Our strategy was simple: share the personal experiences of serving personnel direct with potential recruits. We did this by hosting a panel of servicemen and women, discussing topics of mutual interest to both the organisation (e.g. 'pinch point' roles such as Submariners) and our audience (e.g. fitness). Our implementation was less simple given the heightened security surrounding the organisation. It meant a carefully coordinated programme of eight Facebook Live events, complementing both campaign activity and tactical dates.
[Figure 1 - see 'Media']
For example, we over-indexed in the first quarter of 2018 – a key recruitment drive window – with three Facebook Live events to support heavy above the line and digital activity. We tuned our timing further by targeting key dates pertinent to our audience such as UCAS entry deadlines (to establish the Royal Navy in the consideration set alongside further education) and International Women's Day (to promote the Royal Navy's ethos of equality, diversity and inclusion).
Each individual Facebook Live event adopted the following structure:
T-48 hrs – a teaser post introducing the upcoming event including the topic being discussed and details / encouragement for joining
[Figure 2 - see 'Media']
T-1 hrs – a reminder post introducing the panel and helping to build momentum by 'banking' questions
T hrs – go live for the event (N.B. where possible, we encouraged support from internal teams at this point in sharing the feed to their own profiles / pages)
[Figure 3 - see 'Media']
Wherever possible we tried to shoot panels in their 'natural habitats' (including the above example shot on HMS Defender at Portsmouth Naval Base), differentiating us from the competition. Dependent on availability, scenario and security restrictions, we either utilised the Royal Navy photography team's broadcast-quality setup or simply a smartphone in combination with external mic and lighting. Authenticity was key and, in some instances, this meant unapologetically compromising on quality e.g. less-than-desirable feed clarity thanks to a temperamental tethered mobile network. It also meant being resilient.

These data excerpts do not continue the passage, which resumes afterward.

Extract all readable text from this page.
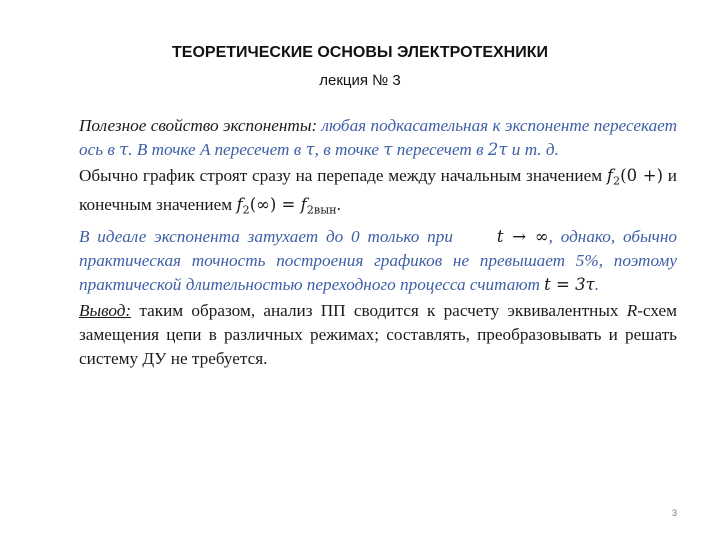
ТЕОРЕТИЧЕСКИЕ ОСНОВЫ ЭЛЕКТРОТЕХНИКИ
лекция № 3

Полезное свойство экспоненты: любая подкасательная к экспоненте пересекает ось в τ. В точке A пересечет в τ, в точке τ пересечет в 2τ и т. д.

Обычно график строят сразу на перепаде между начальным значением $f_2(0$ +) и конечным значением $f_2(\infty) = f_{2вын}$.

В идеале экспонента затухает до 0 только при	t → ∞, однако, обычно практическая точность построения графиков не превышает 5%, поэтому практической длительностью переходного процесса считают t = 3τ.

Вывод: таким образом, анализ ПП сводится к расчету эквивалентных R-схем замещения цепи в различных режимах; составлять, преобразовывать и решать систему ДУ не требуется.

3
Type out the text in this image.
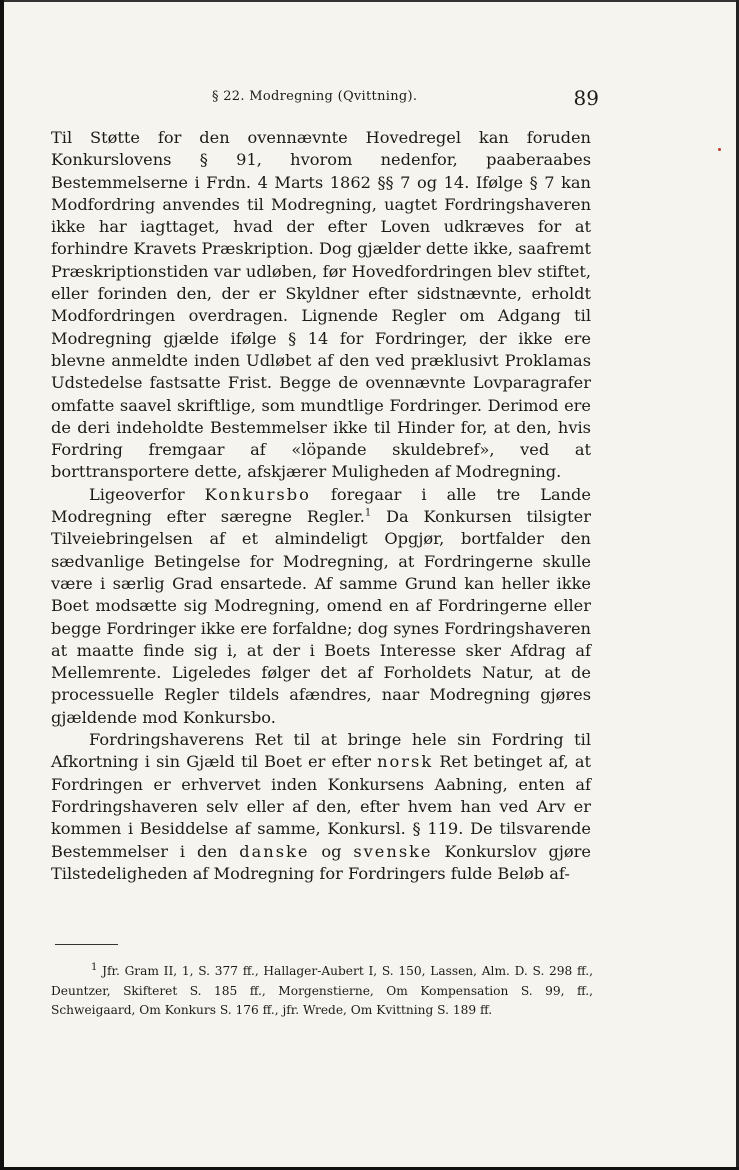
§ 22. Modregning (Qvittning).	89

Til Støtte for den ovennævnte Hovedregel kan foruden Konkurslovens § 91, hvorom nedenfor, paaberaabes Bestemmelserne i Frdn. 4 Marts 1862 §§ 7 og 14. Ifølge § 7 kan Modfordring anvendes til Modregning, uagtet Fordringshaveren ikke har iagttaget, hvad der efter Loven udkræves for at forhindre Kravets Præskription. Dog gjælder dette ikke, saafremt Præskriptionstiden var udløben, før Hovedfordringen blev stiftet, eller forinden den, der er Skyldner efter sidstnævnte, erholdt Modfordringen overdragen. Lignende Regler om Adgang til Modregning gjælde ifølge § 14 for Fordringer, der ikke ere blevne anmeldte inden Udløbet af den ved præklusivt Proklamas Udstedelse fastsatte Frist. Begge de ovennævnte Lovparagrafer omfatte saavel skriftlige, som mundtlige Fordringer. Derimod ere de deri indeholdte Bestemmelser ikke til Hinder for, at den, hvis Fordring fremgaar af «löpande skuldebref», ved at borttransportere dette, afskjærer Muligheden af Modregning.

Ligeoverfor Konkursbo foregaar i alle tre Lande Modregning efter særegne Regler.$^1$ Da Konkursen tilsigter Tilveiebringelsen af et almindeligt Opgjør, bortfalder den sædvanlige Betingelse for Modregning, at Fordringerne skulle være i særlig Grad ensartede. Af samme Grund kan heller ikke Boet modsætte sig Modregning, omend en af Fordringerne eller begge Fordringer ikke ere forfaldne; dog synes Fordringshaveren at maatte finde sig i, at der i Boets Interesse sker Afdrag af Mellemrente. Ligeledes følger det af Forholdets Natur, at de processuelle Regler tildels afændres, naar Modregning gjøres gjældende mod Konkursbo.

Fordringshaverens Ret til at bringe hele sin Fordring til Afkortning i sin Gjæld til Boet er efter norsk Ret betinget af, at Fordringen er erhvervet inden Konkursens Aabning, enten af Fordringshaveren selv eller af den, efter hvem han ved Arv er kommen i Besiddelse af samme, Konkursl. § 119. De tilsvarende Bestemmelser i den danske og svenske Konkurslov gjøre Tilstedeligheden af Modregning for Fordringers fulde Beløb af-

$^1$ Jfr. Gram II, 1, S. 377 ff., Hallager-Aubert I, S. 150, Lassen, Alm. D. S. 298 ff., Deuntzer, Skifteret S. 185 ff., Morgenstierne, Om Kompensation S. 99, ff., Schweigaard, Om Konkurs S. 176 ff., jfr. Wrede, Om Kvittning S. 189 ff.
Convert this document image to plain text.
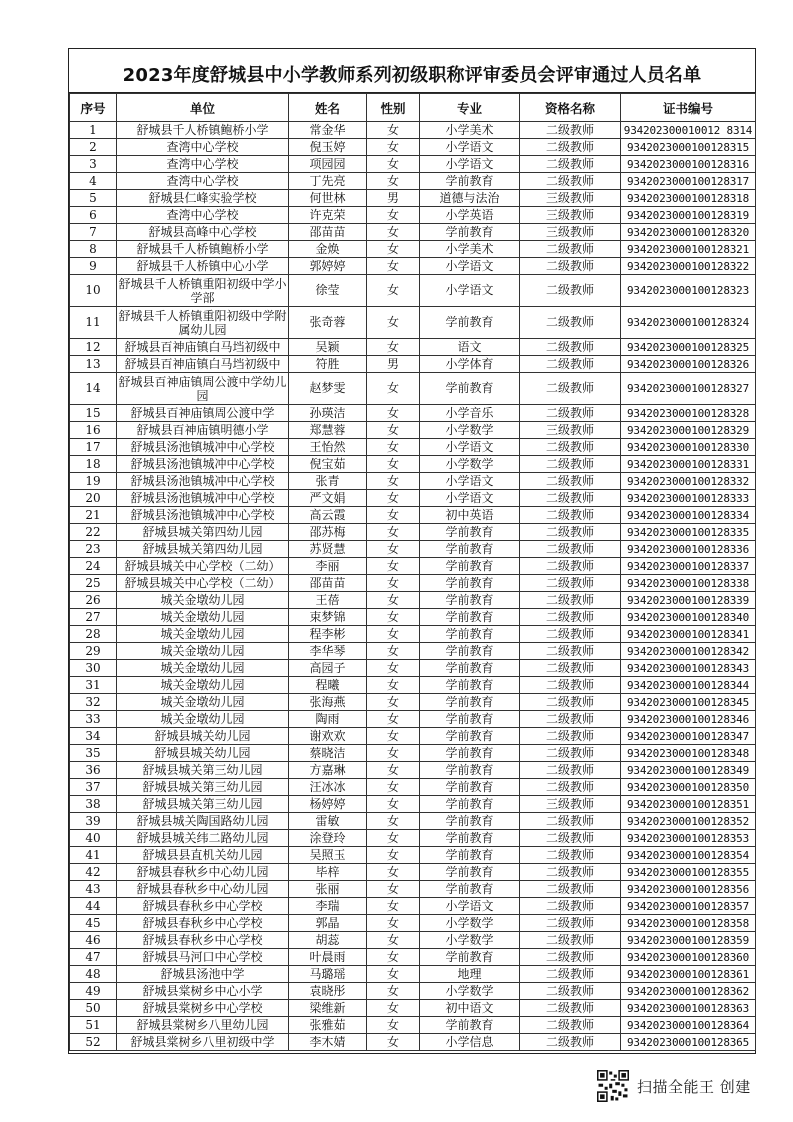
2023年度舒城县中小学教师系列初级职称评审委员会评审通过人员名单
序号	单位	姓名	性别	专业	资格名称	证书编号
1	舒城县千人桥镇鲍桥小学	常金华	女	小学美术	二级教师	934202300010012 8314
2	查湾中心学校	倪玉婷	女	小学语文	二级教师	9342023000100128315
3	查湾中心学校	项园园	女	小学语文	二级教师	9342023000100128316
4	查湾中心学校	丁先亮	女	学前教育	二级教师	9342023000100128317
5	舒城县仁峰实验学校	何世林	男	道德与法治	三级教师	9342023000100128318
6	查湾中心学校	许克荣	女	小学英语	三级教师	9342023000100128319
7	舒城县高峰中心学校	邵苗苗	女	学前教育	三级教师	9342023000100128320
8	舒城县千人桥镇鲍桥小学	金焕	女	小学美术	二级教师	9342023000100128321
9	舒城县千人桥镇中心小学	郭婷婷	女	小学语文	二级教师	9342023000100128322
10	舒城县千人桥镇重阳初级中学小学部	徐莹	女	小学语文	二级教师	9342023000100128323
11	舒城县千人桥镇重阳初级中学附属幼儿园	张奇蓉	女	学前教育	二级教师	9342023000100128324
12	舒城县百神庙镇白马垱初级中	吴颖	女	语文	二级教师	9342023000100128325
13	舒城县百神庙镇白马垱初级中	符胜	男	小学体育	二级教师	9342023000100128326
14	舒城县百神庙镇周公渡中学幼儿园	赵梦雯	女	学前教育	二级教师	9342023000100128327
15	舒城县百神庙镇周公渡中学	孙瑛洁	女	小学音乐	二级教师	9342023000100128328
16	舒城县百神庙镇明德小学	郑慧蓉	女	小学数学	三级教师	9342023000100128329
17	舒城县汤池镇城冲中心学校	王怡然	女	小学语文	二级教师	9342023000100128330
18	舒城县汤池镇城冲中心学校	倪宝茹	女	小学数学	二级教师	9342023000100128331
19	舒城县汤池镇城冲中心学校	张青	女	小学语文	二级教师	9342023000100128332
20	舒城县汤池镇城冲中心学校	严文娟	女	小学语文	二级教师	9342023000100128333
21	舒城县汤池镇城冲中心学校	高云霞	女	初中英语	二级教师	9342023000100128334
22	舒城县城关第四幼儿园	邵苏梅	女	学前教育	二级教师	9342023000100128335
23	舒城县城关第四幼儿园	苏贤慧	女	学前教育	二级教师	9342023000100128336
24	舒城县城关中心学校（二幼）	李丽	女	学前教育	二级教师	9342023000100128337
25	舒城县城关中心学校（二幼）	邵苗苗	女	学前教育	二级教师	9342023000100128338
26	城关金墩幼儿园	王蓓	女	学前教育	二级教师	9342023000100128339
27	城关金墩幼儿园	束梦锦	女	学前教育	二级教师	9342023000100128340
28	城关金墩幼儿园	程李彬	女	学前教育	二级教师	9342023000100128341
29	城关金墩幼儿园	李华琴	女	学前教育	二级教师	9342023000100128342
30	城关金墩幼儿园	高园子	女	学前教育	二级教师	9342023000100128343
31	城关金墩幼儿园	程曦	女	学前教育	二级教师	9342023000100128344
32	城关金墩幼儿园	张海燕	女	学前教育	二级教师	9342023000100128345
33	城关金墩幼儿园	陶雨	女	学前教育	二级教师	9342023000100128346
34	舒城县城关幼儿园	谢欢欢	女	学前教育	二级教师	9342023000100128347
35	舒城县城关幼儿园	蔡晓洁	女	学前教育	二级教师	9342023000100128348
36	舒城县城关第三幼儿园	方嘉琳	女	学前教育	二级教师	9342023000100128349
37	舒城县城关第三幼儿园	汪冰冰	女	学前教育	二级教师	9342023000100128350
38	舒城县城关第三幼儿园	杨婷婷	女	学前教育	三级教师	9342023000100128351
39	舒城县城关陶国路幼儿园	雷敏	女	学前教育	二级教师	9342023000100128352
40	舒城县城关纬二路幼儿园	涂登玲	女	学前教育	二级教师	9342023000100128353
41	舒城县县直机关幼儿园	吴照玉	女	学前教育	二级教师	9342023000100128354
42	舒城县春秋乡中心幼儿园	毕梓	女	学前教育	二级教师	9342023000100128355
43	舒城县春秋乡中心幼儿园	张丽	女	学前教育	二级教师	9342023000100128356
44	舒城县春秋乡中心学校	李瑞	女	小学语文	二级教师	9342023000100128357
45	舒城县春秋乡中心学校	郭晶	女	小学数学	二级教师	9342023000100128358
46	舒城县春秋乡中心学校	胡蕊	女	小学数学	二级教师	9342023000100128359
47	舒城县马河口中心学校	叶晨雨	女	学前教育	二级教师	9342023000100128360
48	舒城县汤池中学	马璐瑶	女	地理	二级教师	9342023000100128361
49	舒城县棠树乡中心小学	袁晓彤	女	小学数学	二级教师	9342023000100128362
50	舒城县棠树乡中心学校	梁维新	女	初中语文	二级教师	9342023000100128363
51	舒城县棠树乡八里幼儿园	张雅茹	女	学前教育	二级教师	9342023000100128364
52	舒城县棠树乡八里初级中学	李木婧	女	小学信息	二级教师	9342023000100128365
扫描全能王 创建
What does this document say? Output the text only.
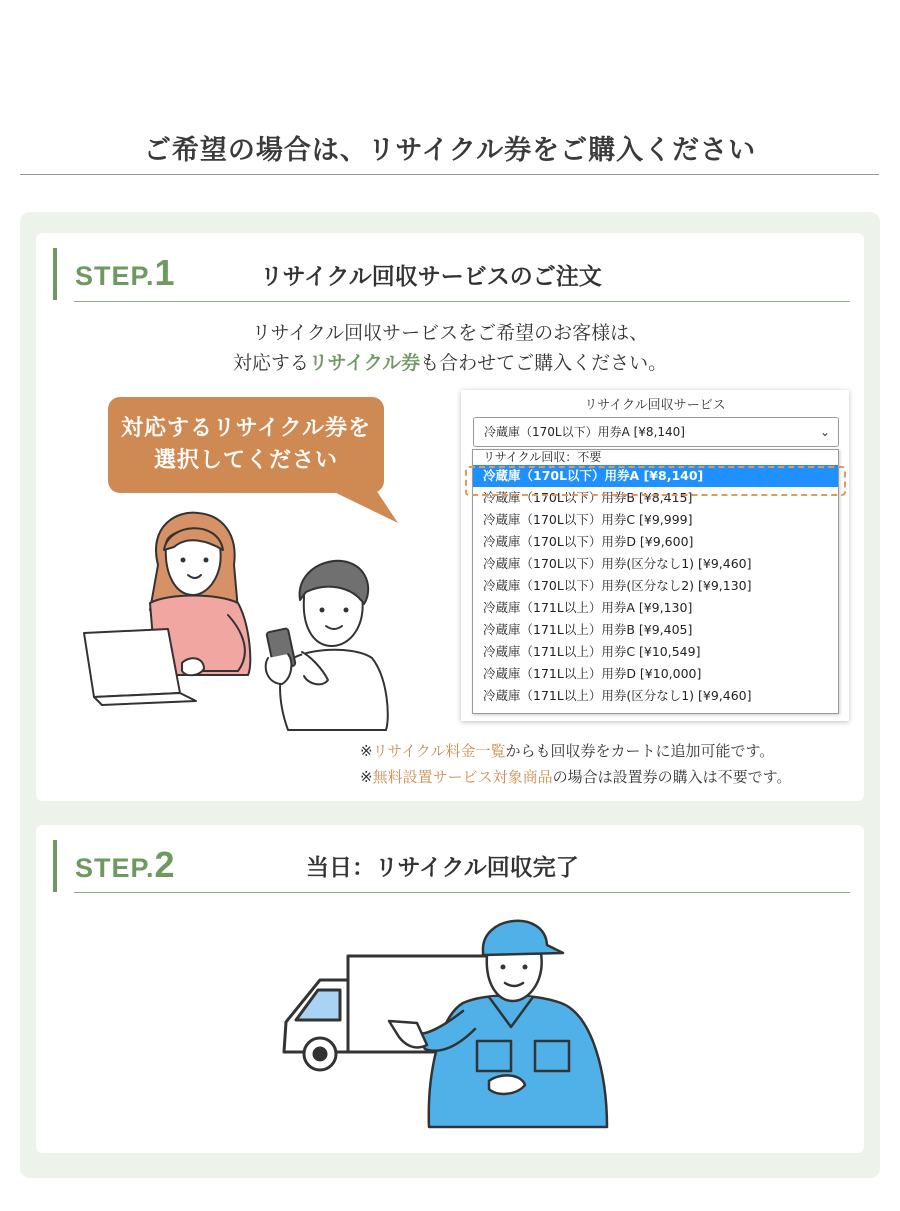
ご希望の場合は、リサイクル券をご購入ください
STEP.1	リサイクル回収サービスのご注文
リサイクル回収サービスをご希望のお客様は、
対応するリサイクル券も合わせてご購入ください。
対応するリサイクル券を
選択してください
リサイクル回収サービス
冷蔵庫（170L以下）用券A [¥8,140]	⌄
リサイクル回収：不要
冷蔵庫（170L以下）用券A [¥8,140]
冷蔵庫（170L以下）用券B [¥8,415]
冷蔵庫（170L以下）用券C [¥9,999]
冷蔵庫（170L以下）用券D [¥9,600]
冷蔵庫（170L以下）用券(区分なし1) [¥9,460]
冷蔵庫（170L以下）用券(区分なし2) [¥9,130]
冷蔵庫（171L以上）用券A [¥9,130]
冷蔵庫（171L以上）用券B [¥9,405]
冷蔵庫（171L以上）用券C [¥10,549]
冷蔵庫（171L以上）用券D [¥10,000]
冷蔵庫（171L以上）用券(区分なし1) [¥9,460]
※リサイクル料金一覧からも回収券をカートに追加可能です。
※無料設置サービス対象商品の場合は設置券の購入は不要です。
STEP.2	当日：リサイクル回収完了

The host of the panel had a tablet positioned in front of them, serving a live feed of questions via Google Sheets managed by another member of the team on a laptop out of shot. Whilst it was possible for the host to read questions straight from the Facebook Live feed itself, it made sense for moderation and facilitation purposes to work this way; ensuring inappropriate questions were excluded, we remained on topic and we didn't cover the same questions twice etc.
The resilience paid off: the entire programme of Facebook Live events reached 1.2 million people. Versus the benchmark, in 2018 we averaged 103% better visibility amongst our target audience (objective 1), sparked 63% more recruitment-specific questions (objective 2) and, most importantly, generated over two cumulative hours on site which resulted in over 100 potential recruits submitting their interest in joining the Royal Navy (objective 3).
[Figure 4 - see 'Media']
Additionally, the Royal Navy Recruitment Facebook page was again shortlisted in 2018 for The Times Graduate Recruitment Awards' best Graduate Recruitment Social Media. This time, we took the win. Feedback revealed that "the videos and interactive elements were the main selling points for the finalists: it was clear that they made a very strong impression on the audience".